The Tübingen simulators made possible the teaching of polypectomy and provided an excellent means of teaching therapeutic procedures such as argon plasma coagulation and simple therapeutic ERCP. In particular, the orientation of the man‐made papilla more closely resembled that of humans than the porcine papilla found in the Erlangen models described below. Pancreatic cannulation and endotherapy was possible, in contrast to the porcine tissue models in which the pancreatic orifice was not readily accessible. However, procedures that required submucosal injection were still not feasible.

Figure 1.10 (a) Artificial tissue colonoscopy “Phantom” simulator, U. of Tübingen. (b) Combined artificial tissue “Phantom” upper GI simulator with integrated chicken heart tissue papilla for ERCP simulation.

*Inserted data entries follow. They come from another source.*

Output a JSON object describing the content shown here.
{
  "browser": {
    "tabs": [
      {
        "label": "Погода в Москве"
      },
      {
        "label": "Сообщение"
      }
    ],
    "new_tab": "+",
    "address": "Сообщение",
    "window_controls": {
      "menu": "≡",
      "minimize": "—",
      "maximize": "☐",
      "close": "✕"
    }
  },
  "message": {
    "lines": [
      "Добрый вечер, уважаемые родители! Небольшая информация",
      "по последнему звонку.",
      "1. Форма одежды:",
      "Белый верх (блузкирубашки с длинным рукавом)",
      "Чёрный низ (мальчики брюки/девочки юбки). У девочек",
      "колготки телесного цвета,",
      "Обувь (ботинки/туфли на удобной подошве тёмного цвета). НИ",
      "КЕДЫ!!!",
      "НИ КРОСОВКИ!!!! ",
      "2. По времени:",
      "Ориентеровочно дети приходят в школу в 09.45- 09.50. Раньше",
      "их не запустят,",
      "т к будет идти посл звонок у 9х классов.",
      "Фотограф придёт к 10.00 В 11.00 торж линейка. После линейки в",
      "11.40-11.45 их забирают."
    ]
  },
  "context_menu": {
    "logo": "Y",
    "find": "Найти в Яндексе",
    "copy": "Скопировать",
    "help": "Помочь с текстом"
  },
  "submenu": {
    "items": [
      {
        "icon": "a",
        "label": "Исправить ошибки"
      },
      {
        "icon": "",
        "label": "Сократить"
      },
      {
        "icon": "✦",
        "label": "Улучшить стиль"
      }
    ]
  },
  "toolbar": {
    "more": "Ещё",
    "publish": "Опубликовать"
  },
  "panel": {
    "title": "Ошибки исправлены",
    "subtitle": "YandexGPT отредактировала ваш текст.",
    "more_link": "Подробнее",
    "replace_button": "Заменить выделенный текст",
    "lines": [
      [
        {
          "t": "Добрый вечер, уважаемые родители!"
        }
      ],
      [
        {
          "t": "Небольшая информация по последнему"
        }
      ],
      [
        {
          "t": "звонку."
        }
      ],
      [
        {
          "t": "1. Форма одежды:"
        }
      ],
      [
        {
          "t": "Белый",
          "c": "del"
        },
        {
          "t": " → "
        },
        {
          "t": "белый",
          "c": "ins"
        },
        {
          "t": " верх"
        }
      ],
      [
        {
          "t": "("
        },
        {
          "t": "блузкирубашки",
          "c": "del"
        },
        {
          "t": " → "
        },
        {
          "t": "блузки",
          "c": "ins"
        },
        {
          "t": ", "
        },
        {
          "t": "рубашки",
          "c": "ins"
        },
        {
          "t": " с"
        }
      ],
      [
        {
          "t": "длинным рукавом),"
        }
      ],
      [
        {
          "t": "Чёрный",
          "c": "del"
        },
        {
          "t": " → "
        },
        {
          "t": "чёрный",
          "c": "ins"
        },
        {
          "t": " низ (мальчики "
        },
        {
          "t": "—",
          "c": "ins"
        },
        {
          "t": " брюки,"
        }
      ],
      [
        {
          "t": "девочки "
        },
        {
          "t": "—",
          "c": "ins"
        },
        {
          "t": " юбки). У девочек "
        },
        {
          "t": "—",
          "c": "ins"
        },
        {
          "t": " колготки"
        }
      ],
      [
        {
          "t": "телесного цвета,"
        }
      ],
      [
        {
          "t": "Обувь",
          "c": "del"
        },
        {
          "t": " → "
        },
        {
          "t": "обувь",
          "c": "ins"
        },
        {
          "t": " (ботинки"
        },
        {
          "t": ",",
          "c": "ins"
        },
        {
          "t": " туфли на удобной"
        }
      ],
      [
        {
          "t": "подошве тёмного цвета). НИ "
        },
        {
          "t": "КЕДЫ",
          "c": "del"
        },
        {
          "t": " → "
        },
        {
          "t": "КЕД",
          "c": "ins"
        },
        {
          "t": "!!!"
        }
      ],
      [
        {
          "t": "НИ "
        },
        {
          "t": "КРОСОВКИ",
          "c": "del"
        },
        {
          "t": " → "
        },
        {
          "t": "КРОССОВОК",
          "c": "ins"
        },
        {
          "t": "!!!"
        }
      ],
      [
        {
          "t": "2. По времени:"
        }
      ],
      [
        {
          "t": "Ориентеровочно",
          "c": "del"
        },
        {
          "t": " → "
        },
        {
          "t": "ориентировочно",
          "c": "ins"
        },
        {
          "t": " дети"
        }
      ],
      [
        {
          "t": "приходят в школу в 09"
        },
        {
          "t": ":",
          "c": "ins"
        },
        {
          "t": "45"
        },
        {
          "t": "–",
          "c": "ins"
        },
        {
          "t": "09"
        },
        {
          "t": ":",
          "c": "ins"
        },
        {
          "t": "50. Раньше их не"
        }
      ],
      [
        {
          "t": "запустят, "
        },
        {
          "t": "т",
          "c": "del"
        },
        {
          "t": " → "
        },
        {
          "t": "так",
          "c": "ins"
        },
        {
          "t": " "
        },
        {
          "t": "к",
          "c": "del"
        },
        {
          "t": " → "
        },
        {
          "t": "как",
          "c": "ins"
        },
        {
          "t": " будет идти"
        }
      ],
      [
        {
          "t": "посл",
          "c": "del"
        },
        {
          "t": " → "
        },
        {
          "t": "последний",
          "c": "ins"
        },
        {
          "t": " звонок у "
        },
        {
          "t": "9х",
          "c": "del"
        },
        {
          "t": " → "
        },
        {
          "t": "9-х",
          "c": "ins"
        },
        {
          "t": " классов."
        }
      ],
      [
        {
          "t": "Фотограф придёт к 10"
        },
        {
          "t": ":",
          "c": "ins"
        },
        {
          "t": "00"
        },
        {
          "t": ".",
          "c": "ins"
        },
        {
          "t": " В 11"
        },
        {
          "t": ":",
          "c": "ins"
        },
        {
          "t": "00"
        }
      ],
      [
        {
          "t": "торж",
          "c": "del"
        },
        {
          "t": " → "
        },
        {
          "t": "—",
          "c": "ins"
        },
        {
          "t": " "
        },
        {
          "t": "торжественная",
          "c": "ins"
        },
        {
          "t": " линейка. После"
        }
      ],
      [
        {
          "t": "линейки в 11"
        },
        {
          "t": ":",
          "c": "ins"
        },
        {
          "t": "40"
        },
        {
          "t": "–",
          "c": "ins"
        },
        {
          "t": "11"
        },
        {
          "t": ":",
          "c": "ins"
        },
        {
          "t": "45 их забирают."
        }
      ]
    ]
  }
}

While this model represented a technological advance over prior static models and added many new capabilities, there remained several limitations that hindered its more widespread use in training. The main drawbacks were that the pathology remained hand‐prepared and that the models were not mass‐produced. Therefore, the “Phantoms” have not been readily available and have required the presence of the Tübingen team if the device was to be used at a training course. The trade‐off for increased realism and the ability to start practicing therapeutic manipulations were significant increases in the logistical and cost obstacles to widespread use. Furthermore, models combining the real tissue abnormalities of the Tübingen model with the more accessible ex vivo animal tissue simulators described below now exist.